Era o verdadeiro DNA: Douglas Nöel Adams nasceu a 11 de Março de 1952, apenas nove meses antes da descoberta da mais fundamental estrutura genética. O autor gostava de dizer, nas entrevistas, que se orgulhava das suas iniciais. Formou-se em literatura inglesa no meio académico de Cambridge e, em 1971, partiu em busca de aventuras numa longa viagem pela Europa, até Istambul. De passagem pela Áustria, deu por si deprimido e perdido de bêbado, a observar as estrelas, o que o levou a pensar que teria sido bem melhor ter feito a viagem pelo espaço.
Dito e feito. Em 1979, surgia uma série radiofónica em seis episódios chamada À Boleia pela Galáxia, que foi um sucesso instantâneo. Daí até aparecer o primeiro livro da «trilogia em cinco partes», foi um fósforo. A saga acabaria por ser traduzida para trinta idiomas, vendendo mais de vinte milhões de exemplares no mundo inteiro — número que ainda hoje continua a avolumar-se.
“O Restaurante no Fim do Universo” (Saída de Emergência, 2022) é o segundo tomo da narrativa, pegando na história exactamente onde tinha sido deixada no final do primeiro livro: a nave Coração de Ouro está sob a mira dos Vogon; a bordo, encontram-se o Presidente da Galáxia, Zaphod Beeblebrox; o repórter de campo do Guia para Quem Anda à Boleia pela Galáxia; e os dois últimos humanos do universo, Arthur Dent e Trillian.

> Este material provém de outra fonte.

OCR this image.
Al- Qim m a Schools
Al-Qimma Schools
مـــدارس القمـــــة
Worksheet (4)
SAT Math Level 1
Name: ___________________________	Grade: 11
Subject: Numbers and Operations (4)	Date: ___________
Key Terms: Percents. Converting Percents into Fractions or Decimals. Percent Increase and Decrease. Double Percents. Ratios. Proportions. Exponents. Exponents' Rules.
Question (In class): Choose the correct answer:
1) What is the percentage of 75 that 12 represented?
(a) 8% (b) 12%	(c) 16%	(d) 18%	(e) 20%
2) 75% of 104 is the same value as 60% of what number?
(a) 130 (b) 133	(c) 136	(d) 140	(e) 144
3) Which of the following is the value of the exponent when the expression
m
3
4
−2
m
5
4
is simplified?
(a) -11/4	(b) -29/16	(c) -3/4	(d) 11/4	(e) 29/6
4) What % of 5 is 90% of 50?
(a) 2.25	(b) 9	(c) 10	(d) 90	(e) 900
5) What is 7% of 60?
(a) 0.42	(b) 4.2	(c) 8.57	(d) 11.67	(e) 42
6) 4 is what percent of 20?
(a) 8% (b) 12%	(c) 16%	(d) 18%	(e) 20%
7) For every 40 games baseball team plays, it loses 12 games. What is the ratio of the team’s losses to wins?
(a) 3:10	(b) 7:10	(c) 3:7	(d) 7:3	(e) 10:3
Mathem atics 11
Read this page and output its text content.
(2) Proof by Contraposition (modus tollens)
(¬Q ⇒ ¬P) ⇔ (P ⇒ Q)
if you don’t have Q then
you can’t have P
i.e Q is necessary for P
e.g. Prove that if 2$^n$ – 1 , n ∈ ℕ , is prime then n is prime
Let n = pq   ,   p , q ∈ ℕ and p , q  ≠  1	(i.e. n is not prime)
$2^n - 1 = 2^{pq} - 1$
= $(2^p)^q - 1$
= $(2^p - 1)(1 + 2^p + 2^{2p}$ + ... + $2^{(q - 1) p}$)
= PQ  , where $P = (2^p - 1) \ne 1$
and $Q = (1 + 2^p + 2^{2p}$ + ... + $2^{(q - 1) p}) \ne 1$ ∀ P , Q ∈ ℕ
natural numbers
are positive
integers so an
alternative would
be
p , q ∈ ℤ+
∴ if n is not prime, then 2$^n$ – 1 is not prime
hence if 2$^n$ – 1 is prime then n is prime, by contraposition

A nave encontra-se impossibilitada de se defender, porque o computador de bordo está totalmente bloqueado na árdua tarefa de arranjar, a Arthur Dent, uma chávena de chá decente. Zaphod, Ford, Arthur e Trillian sobrevivem por um triz, mas com a salvação chega uma informação inesperada: aparentemente sofrendo de um impedimento mental auto-infligido, Zaphod descobre, por intermédio da visita do antepassado Zaphod Beeblebrox IV (ou será futurpassado?), que o seu caminho para a Presidência da Galáxia não foi um acaso, mas algo planeado com um fim específico em vista.
A sua missão, que não tem o mínimo interesse em aceitar, será descobrir as verdadeiras mãos que seguram as rédeas do universo. Segue-se um sortido de peripécias por mundos distantes, tempos longínquos e planetas improváveis, que culminarão numa descoberta que vai iluminar as próprias origens da raça humana.
Adams polvilha o livro com situações completamente improváveis, fazendo uso de um humor que raia muitas vezes a insanidade: como quando apresenta, num restaurante, um bovino falante que publicita a sua própria carne, gerando um diálogo absurdo e hilariante: «— Boa noite, — disse, sentando-se sobre os quartos traseiros. — Eu sou o prato do dia. Posso interessar-vos em partes do meu corpo?».
Mais do que uma narrativa linear, Adams compõe o livro desfiando uma série de situações de comédia, umas atrás das outras. Mistura o altamente inverosímil com o irritantemente banal, colocando os personagens perante problemas e desafios delineados com a ironia e humor seco e incongruente do autor, um prodígio a disparar ideias a um ritmo alucinante.
Se procura uma história com cabeça, tronco e membros, talvez seja melhor passar ao largo deste livro. Se, pelo contrário, histórias com duas cabeças, andróides deprimidos e restaurantes com vista para o apocalipse fazem o seu estilo, pode mergulhar nesta obra sem receios.